Whether you ran over a nail or have just burned off your tread peeling out, getting your motorcycle tires changed isn’t the funnest activity.
Partly because you hate the downtime that you could be riding, but also because you never know where to take your motorcycle in and whether you’re getting a good deal.
Well, you can stop worrying.
I looked at shops around the country to find what you can expect as a reasonable cost for your motorcycle tire change and what factors can raise or lower the price.
How Much Does a Motorcycle Tire Change Cost?
On average, a tire change for your motorcycle will cost around $50 per tire. This can vary a lot, though, with your cheapest tire changes costing only about 20 bucks and the most expensive running upwards of $200.
Why is it such a big range? There are a number of factors that come into play.
On or Off the Bike
With a car, the tires can be changed in a few minutes because it’s pretty easy to pop off the wheels.
Motorcycles are much more difficult, especially the rear wheel. The chain and brakes have to be aligned afterward as well as balanced.
If the shop does this work for you, it’ll cost more. If you take the wheels off and put them back on yourself, shops usually charge a little less.
Front or Rear Tire
The rear tire is a lot harder to change. If you bring your whole bike in, some shops may charge a different price for the front tire versus the rear.

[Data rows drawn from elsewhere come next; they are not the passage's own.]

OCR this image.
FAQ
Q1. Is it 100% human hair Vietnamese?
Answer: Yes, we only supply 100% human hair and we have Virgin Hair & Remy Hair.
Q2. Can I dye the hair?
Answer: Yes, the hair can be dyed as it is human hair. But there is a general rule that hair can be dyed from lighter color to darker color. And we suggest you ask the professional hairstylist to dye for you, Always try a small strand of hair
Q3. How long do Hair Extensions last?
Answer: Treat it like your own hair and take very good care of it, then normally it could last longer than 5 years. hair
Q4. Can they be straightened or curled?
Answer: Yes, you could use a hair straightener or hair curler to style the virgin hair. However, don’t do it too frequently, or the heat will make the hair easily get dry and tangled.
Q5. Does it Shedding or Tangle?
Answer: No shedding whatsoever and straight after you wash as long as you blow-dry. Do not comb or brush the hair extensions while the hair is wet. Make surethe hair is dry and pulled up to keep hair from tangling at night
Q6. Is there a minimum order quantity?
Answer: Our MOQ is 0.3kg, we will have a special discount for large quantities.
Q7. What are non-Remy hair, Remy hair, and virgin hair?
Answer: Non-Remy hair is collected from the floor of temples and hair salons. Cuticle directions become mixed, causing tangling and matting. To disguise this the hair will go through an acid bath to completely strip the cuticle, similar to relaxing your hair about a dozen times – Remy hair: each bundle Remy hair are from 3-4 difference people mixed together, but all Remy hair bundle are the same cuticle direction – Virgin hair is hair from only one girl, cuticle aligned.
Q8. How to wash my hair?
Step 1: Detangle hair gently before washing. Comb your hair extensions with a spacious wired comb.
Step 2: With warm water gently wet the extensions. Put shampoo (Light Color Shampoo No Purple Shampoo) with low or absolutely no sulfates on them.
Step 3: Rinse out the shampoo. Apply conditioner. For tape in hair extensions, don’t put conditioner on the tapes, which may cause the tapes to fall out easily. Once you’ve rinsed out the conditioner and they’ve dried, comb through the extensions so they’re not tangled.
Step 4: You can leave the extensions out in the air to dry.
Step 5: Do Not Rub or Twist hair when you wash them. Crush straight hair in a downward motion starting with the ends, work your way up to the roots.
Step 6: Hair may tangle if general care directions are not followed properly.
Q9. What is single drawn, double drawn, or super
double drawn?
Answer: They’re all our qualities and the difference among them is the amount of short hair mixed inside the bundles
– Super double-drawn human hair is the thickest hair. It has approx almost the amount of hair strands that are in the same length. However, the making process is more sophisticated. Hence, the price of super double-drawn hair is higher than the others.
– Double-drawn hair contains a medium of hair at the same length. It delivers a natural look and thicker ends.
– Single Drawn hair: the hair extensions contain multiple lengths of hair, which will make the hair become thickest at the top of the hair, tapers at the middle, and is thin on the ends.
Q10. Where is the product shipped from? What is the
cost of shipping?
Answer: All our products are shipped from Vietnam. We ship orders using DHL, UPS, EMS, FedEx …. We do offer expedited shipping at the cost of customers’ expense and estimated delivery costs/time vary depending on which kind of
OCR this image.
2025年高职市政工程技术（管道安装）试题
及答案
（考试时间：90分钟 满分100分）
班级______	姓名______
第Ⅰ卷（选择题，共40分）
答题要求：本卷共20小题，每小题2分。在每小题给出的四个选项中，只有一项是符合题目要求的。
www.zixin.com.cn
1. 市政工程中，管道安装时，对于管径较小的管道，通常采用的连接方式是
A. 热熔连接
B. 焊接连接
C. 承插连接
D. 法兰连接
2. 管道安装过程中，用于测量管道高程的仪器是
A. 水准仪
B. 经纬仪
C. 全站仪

Like most things, motorcycle tire changes vary in cost depending on what part of the country—or world—you live in. My favorite shop back home in Arkansas charges about $45 per tire while I found shops in San Francisco charging closer to $75 per tire.
As a general rule, your tire change will cost more if you live in an overall more expensive place. That means big cities like New York or LA or expensive states like California or Hawaii.
Type of Shop
You can take your motorcycle to one of three types of shop for a tire change: authorized dealership, local boutique mechanic, or big chain.
An authorized dealership, one specializing in your make of motorcycle, is the most expensive option. Of course, it’s also the most secure since you know the mechanics have tons of experience with bikes just like yours.
For something simple like a tire change, I usually don’t consider this expertise to be necessary, but it’s up to you.
Local boutique mechanics are a bit cheaper than authorized dealerships and what I go with for tire changes. Even though they’re a tad pricier than chains, you can build a personal relationship with a local mechanic who will learn about your bike and your personal needs. You get quality service and support the local economy.
That isn’t to say you shouldn’t consider a big chain, though. For one thing, they’ll save you money.
For example, Cycle Gear charges just $25 if you buy your tires through them. Plus, finding a chain you like means you can use them all over the state or country if you go on long rides. Many even have loyalty programs and discounts.
Type of Motorcycle
Usually, the type of motorcycle doesn’t make much difference when it comes to the tire change price. However, some shops charge differently based on the type of tire: off-road versus street.
Take a look at the Cycle Gear prices I mentioned above. You’ll see that off-road tires are a little bit cheaper to change at just $20 versus street tires at $25.
Buying Tires Too
Many shops, especially big chains, offer extremely discounted tire changes just to get you to buy their tires.
If you noticed from the Cycle Gear prices above, $25 is the price for a tire change if you buy the tires through them, but it doubles to $50 if you buy the tires elsewhere and bring them in.
That brings me to something else important to mention…
How Much Do Motorcycle Tires Cost?
Keep in mind. The prices I mentioned above are for the tire change only. They don’t include the cost of the tires themselves.
Motorcycle tires usually run anywhere from $50 to $200 and depend on the size of the tire and type, whether it’s street or off-road.
Another factor is whether they’re brand new or “retreaded.” Retreaded tires are used tires that have had new tread put on them.
Retreaded tires usually cost between 30% and 50% less than new tires and can save you a lot of money. The authorities have not found them to be any less safe than new tires, but some motorcyclists are still wary of riding on “used” tires.
Can I Change My Motorcycle Tires Myself?
Well, you can change tires yourself. But unless you have all the necessary tools and some mechanic training, you probably shouldn’t.
Just for reference, the tools you’d need to change your own tire are:
- Motorcycle lift
- Tire lever
- Tire pressure gauge
- Motorcycle wheel balancer
- Rim protectors
- Valve core remover
- Bead breaker
And it isn’t just enough to have all these tools. You need to know how to use them and perform difficult parts of motorcycle maintenance like balancing the wheels after you change the tires. Doing it incorrectly could put you in danger.
With all this in mind, it usually makes more sense to have a professional change your tires.
Personally, I like taking my wheels off and bringing them into my favorite local boutique mechanic, buying the tires from the same shop if I can. This gets me good service for a reasonable price.